Zu Beginn fuhr ich moderat bergauf und hatte nur ab und zu steilere Anstiege. Bis Santa Caterina. Hier wurde es doch steiler und auch zäher. Nach insgesamt 20 km wusste ich, dass ein Steilstück auf mich wartete. Ich sah es auch bereits nach einer Linkskurve. 12 %, 13 %, noch steiler? 14 %. 15 %. 16 %!!!! 1,5 km lang war dieses Steilstück, danach ließ es nach und wurde fast schon flach. Ich fuhr an einem See vorbei (Lago Bianco) und sah schon eine Hütte mit einer Tafel davor. Angegeben waren 2.652 m, aber diese Angabe bezweifle ich. Im Internet gibt es unterschiedliche Angaben zwischen 2.625 m und 2.652 m, mein Navi zeigte 2.623 m an.

Von nun an ging's bergab. Die Landschaft bei der Abfahrt war wunderschön! Ich fuhr auf einer teilweise sehr schmalen Passstraße, sah einen weiteren See tief unter mir (Lago Nero), schneebedeckte Berge und grüne Täler unter mir. Eine tolle Abfahrt. Nur den grausigen unbeleuchteten Tunnel hätte ich nicht gebraucht.

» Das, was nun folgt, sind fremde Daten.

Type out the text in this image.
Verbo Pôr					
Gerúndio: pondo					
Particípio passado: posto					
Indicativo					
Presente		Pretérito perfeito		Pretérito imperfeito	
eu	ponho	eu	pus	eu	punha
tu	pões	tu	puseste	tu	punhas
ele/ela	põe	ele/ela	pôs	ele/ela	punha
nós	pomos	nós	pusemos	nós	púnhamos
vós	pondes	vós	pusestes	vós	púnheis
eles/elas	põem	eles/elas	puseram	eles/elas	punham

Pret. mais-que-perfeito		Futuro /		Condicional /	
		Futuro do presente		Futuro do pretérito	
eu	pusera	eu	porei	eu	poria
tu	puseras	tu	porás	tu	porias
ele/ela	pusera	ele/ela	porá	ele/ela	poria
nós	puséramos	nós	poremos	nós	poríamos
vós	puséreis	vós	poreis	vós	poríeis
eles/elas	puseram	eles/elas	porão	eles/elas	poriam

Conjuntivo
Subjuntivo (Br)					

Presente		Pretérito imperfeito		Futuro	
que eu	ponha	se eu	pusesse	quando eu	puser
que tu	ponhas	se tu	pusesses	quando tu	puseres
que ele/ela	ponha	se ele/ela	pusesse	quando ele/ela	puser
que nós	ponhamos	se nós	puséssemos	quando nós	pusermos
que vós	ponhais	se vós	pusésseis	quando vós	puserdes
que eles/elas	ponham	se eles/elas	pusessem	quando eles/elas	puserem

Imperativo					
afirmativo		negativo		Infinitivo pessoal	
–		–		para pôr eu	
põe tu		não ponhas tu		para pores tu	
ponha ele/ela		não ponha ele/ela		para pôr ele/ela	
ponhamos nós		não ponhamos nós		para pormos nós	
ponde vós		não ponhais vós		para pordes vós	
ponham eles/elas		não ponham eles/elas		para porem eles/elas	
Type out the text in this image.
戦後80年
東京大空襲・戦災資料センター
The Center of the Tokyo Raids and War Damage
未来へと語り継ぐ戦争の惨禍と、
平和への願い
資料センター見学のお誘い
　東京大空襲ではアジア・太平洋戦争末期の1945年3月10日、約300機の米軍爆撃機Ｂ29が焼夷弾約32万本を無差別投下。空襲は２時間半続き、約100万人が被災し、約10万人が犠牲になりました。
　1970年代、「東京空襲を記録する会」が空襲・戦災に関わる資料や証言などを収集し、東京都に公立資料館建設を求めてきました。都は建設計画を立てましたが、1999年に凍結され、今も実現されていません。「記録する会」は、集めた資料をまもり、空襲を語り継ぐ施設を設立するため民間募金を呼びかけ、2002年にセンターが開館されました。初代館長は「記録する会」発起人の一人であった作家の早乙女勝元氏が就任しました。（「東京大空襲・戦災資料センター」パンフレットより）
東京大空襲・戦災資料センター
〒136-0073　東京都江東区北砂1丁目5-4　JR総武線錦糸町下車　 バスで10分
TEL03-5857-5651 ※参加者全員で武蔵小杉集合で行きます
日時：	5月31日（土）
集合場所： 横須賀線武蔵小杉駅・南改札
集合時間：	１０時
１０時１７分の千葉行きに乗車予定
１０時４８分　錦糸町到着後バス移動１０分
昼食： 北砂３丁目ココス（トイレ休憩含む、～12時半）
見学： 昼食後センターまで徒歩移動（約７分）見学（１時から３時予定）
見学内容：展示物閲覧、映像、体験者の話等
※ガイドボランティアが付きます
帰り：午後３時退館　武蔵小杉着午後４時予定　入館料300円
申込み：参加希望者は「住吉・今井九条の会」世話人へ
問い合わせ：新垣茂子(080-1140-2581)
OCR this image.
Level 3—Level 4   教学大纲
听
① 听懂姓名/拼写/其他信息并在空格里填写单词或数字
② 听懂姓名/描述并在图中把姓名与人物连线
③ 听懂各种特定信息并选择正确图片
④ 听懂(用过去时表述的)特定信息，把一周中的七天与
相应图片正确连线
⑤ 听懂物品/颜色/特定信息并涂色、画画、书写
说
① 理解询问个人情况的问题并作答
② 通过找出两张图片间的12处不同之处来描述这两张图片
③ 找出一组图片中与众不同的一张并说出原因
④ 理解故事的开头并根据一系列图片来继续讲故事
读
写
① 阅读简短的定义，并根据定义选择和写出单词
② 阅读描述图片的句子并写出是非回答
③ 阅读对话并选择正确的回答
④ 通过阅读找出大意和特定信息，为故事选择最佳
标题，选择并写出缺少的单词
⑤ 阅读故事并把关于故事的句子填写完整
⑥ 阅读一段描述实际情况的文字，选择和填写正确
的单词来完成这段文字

Ponte di Legno streifte ich nur, um die Passstraße zu wechseln. Da meine nächste Etappe zwei Pässe enthielt, wollte ich den ersten der beiden Pässe noch ein Stück rauffahren. 200 Höhenmeter des Passo del Tonale gönnte ich mir daher noch auf der SS 42. An der Passstraße fand ich ein Restaurant, das Zimmer vermietete.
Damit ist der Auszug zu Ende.